This extensions help you to run generatice AI with ONNX Runtime( https://github.com/microsoft/onnxruntime-genai). It provides the generative AI loop for ONNX models, including inference with ONNX Runtime, logits processing, search and sampling, and KV cache management. Developers can call a high level generate() method, or run each iteration of the model in a loop, generating one token at a time, and optionally updating generation parameters inside the loop.It has support for greedy/beam search and TopP, TopK sampling to generate token sequences and built-in logits processing like repetition penalties. You can also easily add custom scoring.
At the application level, you can use Generative AI extensions for onnxruntime to build applications using C++/ C# / Python. At the model level, you can use it to merge fine-tuned models and do related quantitative deployment work.
Generative AI extensions for onnxruntime support quantization conversion of Microsoft Phi , Google Gemma, Mistral, Meta LLaMA。
The model builder greatly accelerates creating optimized and quantized ONNX models that run with the ONNX Runtime generate() API.
Through Model Builder, you can quantize the model to INT4, INT8, FP16, FP32, and combine different hardware acceleration methods such as CPU, CUDA, DirectML, Mobile, etc.
To use Model Builder you need to install
pip install torch transformers onnx onnxruntime
pip install --pre onnxruntime-genai
After installation, you can run the Model Builder script from the terminal to perform model format and quantization conversion.
python3 -m onnxruntime_genai.models.builder -m model_name -o path_to_output_folder -p precision -e execution_provider -c cache_dir_to_save_hf_files
Understand the relevant parameters
-
model_name This is the model on Hugging face, such as microsoft/Phi-3.5-mini-instruct, microsoft/Phi-3.5-vision-instruct, etc.
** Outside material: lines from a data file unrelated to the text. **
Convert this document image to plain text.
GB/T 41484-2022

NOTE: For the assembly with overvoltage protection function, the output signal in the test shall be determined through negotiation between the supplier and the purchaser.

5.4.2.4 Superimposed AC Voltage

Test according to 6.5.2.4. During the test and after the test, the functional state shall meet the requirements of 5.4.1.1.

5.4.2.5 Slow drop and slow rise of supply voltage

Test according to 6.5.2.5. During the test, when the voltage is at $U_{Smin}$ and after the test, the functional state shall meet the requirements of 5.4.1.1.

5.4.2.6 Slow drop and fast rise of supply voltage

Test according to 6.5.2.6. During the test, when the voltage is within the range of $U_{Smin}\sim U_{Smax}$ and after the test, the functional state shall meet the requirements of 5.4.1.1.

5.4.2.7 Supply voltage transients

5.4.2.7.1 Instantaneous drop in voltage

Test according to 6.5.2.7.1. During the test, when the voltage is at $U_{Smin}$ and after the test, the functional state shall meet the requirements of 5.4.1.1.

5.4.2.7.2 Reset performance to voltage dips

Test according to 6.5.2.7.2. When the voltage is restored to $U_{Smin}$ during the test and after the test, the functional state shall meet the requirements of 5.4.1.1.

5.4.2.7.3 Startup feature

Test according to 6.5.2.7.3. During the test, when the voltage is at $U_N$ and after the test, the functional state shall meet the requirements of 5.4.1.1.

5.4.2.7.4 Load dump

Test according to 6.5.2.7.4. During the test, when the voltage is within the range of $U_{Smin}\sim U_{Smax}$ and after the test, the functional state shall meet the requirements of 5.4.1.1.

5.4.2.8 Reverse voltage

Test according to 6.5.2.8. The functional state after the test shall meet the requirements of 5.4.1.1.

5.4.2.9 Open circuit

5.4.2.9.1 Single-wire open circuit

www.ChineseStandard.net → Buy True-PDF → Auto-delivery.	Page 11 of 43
It can also be the path where you store the model
-
path_to_output_folder Quantized conversion save path
-
execution_provider Different hardware acceleration support, such as cpu, cuda, DirectML
-
cache_dir_to_save_hf_files We download the model from Hugging face and cache it locally
Note:
- Although Generative AI extensions for onnxruntime are in preview, they have been incorporated into Microsoft Olive, and you can also call Generative AI extensions for onnxruntime Model Builder functions through Microsoft Olive.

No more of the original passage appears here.